Walker's silhouettes - must they be regarded as a kind of black-on-black-crime? Or is it possible to appropriate racist language? Can racist discourse be undermined by using its tools? Or do the victims become injured all over again? There is but a single issue Walker's admirers and critics readily agree upon: Her work disregards the dictate of shame - in view of victims of violence, in view of degrading stereotypes, in view of sexual acts, in view of feces, etc. For some, this is simply negative representation; for others, an important liberatory step.



 from: The Emancipation Approximation, 1999-2000

Walker disregards the reverence that - to protect the innocent - conceals the fetishistic character of white male fictions of the black woman. The fetish allows the racist to handle his fears and desires free from internal conflict. In Walker's art, it is represented by the emblematic outlines; at the same time, this comforting fetishistic relationship is disturbed by the scandalous nature of her scenarios. The voyeur, unable to find reassurance, is forced to face his ambivalent desires. Thus, shamelessness can produce shame. Walker is offering fetishes for uncomfortable use. To this purpose, she eroticizes the very images her critics want to get rid of.

In a film documentary about a New York SM studio, one employee, a white woman, talks about an African American customer who pays for acting out a scenario between Southern mistress and plantation slave, a situation that makes one want to look away - out of shame. The shame brings about a ban (the enforced silence) and the demand for positive images, for something that can be said.

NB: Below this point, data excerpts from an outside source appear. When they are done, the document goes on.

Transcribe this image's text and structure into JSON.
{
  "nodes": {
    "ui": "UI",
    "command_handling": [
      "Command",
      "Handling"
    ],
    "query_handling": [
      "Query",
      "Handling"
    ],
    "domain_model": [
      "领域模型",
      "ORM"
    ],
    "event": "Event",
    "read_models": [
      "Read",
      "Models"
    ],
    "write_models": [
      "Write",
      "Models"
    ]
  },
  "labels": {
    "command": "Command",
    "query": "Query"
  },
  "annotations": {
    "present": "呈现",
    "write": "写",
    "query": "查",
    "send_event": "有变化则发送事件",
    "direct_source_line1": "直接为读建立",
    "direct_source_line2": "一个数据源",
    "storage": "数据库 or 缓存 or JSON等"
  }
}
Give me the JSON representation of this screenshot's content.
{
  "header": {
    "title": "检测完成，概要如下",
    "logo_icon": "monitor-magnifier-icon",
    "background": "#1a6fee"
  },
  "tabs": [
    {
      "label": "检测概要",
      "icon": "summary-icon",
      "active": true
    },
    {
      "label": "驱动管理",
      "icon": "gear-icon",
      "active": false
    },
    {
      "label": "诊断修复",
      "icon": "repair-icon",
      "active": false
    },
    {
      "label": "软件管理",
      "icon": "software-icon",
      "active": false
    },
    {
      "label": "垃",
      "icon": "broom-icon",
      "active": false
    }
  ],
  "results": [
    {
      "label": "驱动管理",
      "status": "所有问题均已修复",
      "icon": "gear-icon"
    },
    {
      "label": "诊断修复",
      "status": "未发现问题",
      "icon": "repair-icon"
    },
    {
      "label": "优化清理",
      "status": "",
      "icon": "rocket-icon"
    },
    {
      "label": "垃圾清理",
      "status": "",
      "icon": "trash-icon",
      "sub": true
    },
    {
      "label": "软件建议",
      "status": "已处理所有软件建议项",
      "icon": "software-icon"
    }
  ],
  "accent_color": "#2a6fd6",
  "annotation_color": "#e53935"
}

Walker, taking the opposite course, attempts to make shameful images productive for investigating the intimacy of the racist relationship: "I always felt that it's really a love affair that we've got going in this country." Instead of rejecting the role of the "negress," she takes it on; from that position, being both desired and feared, she returns the classifying look and devises a relationship of mutual dependence.



 untitled, 2001

In Spike Lee's film "Bamboozled" (2001), things are less complicated. Posing the question of whether it's possible to deal ironically with American racist imagery, the movie's answer was a clear "no." Although it is a black character, the TV author Pierre Delacroix, who comes up with the idea of a "New Millennium Minstrel Show," the spectacle really mirrors the racist desire of his white boss. It is the desperate move of a "white man's negro" unable to escape his role or the stereotypes forced upon him. By contrast, Kara Walker and other artists and authors who are taking a similar approach turn to stereotypes as objects of their own desires.

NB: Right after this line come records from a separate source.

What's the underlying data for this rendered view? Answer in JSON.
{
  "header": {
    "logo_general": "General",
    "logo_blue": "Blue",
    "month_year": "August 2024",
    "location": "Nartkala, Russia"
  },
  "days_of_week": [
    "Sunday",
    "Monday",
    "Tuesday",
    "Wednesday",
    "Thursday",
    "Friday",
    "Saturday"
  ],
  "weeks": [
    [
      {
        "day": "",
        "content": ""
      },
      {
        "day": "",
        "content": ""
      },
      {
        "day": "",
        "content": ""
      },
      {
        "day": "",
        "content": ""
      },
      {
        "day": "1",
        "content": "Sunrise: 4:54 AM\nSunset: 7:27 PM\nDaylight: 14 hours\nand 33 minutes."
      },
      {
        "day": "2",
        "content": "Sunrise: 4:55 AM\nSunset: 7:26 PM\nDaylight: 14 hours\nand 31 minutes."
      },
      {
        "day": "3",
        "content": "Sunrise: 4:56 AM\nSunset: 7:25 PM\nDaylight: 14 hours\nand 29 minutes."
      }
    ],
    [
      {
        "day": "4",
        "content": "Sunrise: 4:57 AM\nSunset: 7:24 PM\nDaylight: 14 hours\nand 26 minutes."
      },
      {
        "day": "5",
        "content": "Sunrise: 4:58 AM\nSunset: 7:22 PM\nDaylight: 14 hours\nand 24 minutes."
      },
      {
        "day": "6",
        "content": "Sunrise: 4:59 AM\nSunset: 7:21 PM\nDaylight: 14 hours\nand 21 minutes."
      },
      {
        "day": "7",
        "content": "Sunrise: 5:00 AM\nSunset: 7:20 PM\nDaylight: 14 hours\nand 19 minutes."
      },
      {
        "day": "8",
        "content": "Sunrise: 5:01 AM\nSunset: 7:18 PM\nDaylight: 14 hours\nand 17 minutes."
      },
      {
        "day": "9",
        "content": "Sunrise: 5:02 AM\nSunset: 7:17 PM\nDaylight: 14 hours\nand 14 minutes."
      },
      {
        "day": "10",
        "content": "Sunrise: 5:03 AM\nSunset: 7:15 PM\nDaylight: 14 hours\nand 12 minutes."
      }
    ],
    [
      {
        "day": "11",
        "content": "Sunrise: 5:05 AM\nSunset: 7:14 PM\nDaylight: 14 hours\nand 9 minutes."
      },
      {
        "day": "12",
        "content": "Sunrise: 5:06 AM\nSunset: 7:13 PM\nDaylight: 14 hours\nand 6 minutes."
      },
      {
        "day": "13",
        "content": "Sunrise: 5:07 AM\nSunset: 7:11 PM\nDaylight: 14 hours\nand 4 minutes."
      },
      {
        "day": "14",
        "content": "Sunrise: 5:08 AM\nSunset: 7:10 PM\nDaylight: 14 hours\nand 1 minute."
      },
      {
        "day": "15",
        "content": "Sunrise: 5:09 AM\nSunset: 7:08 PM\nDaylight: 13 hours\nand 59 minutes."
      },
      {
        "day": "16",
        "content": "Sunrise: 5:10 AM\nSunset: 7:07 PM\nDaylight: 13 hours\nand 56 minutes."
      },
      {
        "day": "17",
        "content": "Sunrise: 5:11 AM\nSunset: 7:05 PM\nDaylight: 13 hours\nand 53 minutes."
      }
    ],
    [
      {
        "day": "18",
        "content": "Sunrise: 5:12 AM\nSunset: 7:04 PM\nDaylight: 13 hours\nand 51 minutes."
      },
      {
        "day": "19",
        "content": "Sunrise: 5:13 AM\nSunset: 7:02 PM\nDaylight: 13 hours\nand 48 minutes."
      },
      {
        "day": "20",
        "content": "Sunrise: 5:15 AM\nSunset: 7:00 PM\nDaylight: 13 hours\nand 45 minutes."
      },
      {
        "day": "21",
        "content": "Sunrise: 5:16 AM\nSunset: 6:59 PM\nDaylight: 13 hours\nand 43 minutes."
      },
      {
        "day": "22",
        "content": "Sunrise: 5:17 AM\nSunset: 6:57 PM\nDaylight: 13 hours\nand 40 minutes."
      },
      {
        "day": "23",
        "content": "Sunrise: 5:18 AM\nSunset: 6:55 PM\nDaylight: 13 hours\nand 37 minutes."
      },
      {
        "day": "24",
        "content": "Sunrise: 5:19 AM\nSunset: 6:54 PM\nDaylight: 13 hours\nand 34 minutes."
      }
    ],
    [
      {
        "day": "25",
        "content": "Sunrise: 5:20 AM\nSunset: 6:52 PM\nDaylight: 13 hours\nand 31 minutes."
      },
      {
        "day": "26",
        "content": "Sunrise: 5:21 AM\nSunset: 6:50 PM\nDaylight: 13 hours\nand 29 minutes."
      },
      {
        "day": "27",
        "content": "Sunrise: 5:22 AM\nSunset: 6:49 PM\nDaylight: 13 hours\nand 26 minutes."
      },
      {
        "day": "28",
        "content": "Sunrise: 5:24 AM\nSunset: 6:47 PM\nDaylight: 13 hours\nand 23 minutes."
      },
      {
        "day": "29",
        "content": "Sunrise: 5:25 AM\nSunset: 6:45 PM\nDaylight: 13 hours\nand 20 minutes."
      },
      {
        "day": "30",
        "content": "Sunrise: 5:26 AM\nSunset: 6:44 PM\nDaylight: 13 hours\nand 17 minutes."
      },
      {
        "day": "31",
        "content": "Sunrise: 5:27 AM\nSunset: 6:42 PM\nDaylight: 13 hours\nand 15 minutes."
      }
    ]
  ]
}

Walker collects negrophobic memorabilia to create a minstrel show of a different order. She uses the old images and transcends them into the mythical; she takes advantage of their emblematic character, yet frustrates the yearning for definite interpretations. Slavery is not portrayed as harmless and natural; it does, however, appear as a historical grotesque populated by both black and white stereotypes. In his book "Love and Theft," Eric Lott, a professor for American and Cultural Studies, argues against simplistic interpretations of blackface minstrelsy as a pure expression of white supremacy, and emphasizes its transgressive aspects: in the very moment of racial demarcation, the line that is being drawn is already crossed. The fear of exposure goes hand in hand with a desire for the cultural expressions of the racial other. Relying on imitations of slave songs, the minstrel show, according to Lott, constituted a rather ambivalent "affective order of things." Not incidentally, after its decline as a theatrical practice, its place in American culture was filled by the drag show.

Ambivalence sabotages essentialist representational practices, be they racial, sexual, or gender related. Charging the ostensibly unambiguous images of racist power with ambivalent desires and disregarding the twin dictates of shame and positive images, Kara Walker refuses to conform to ethnocentric demands for an unchanging, uniform black identity.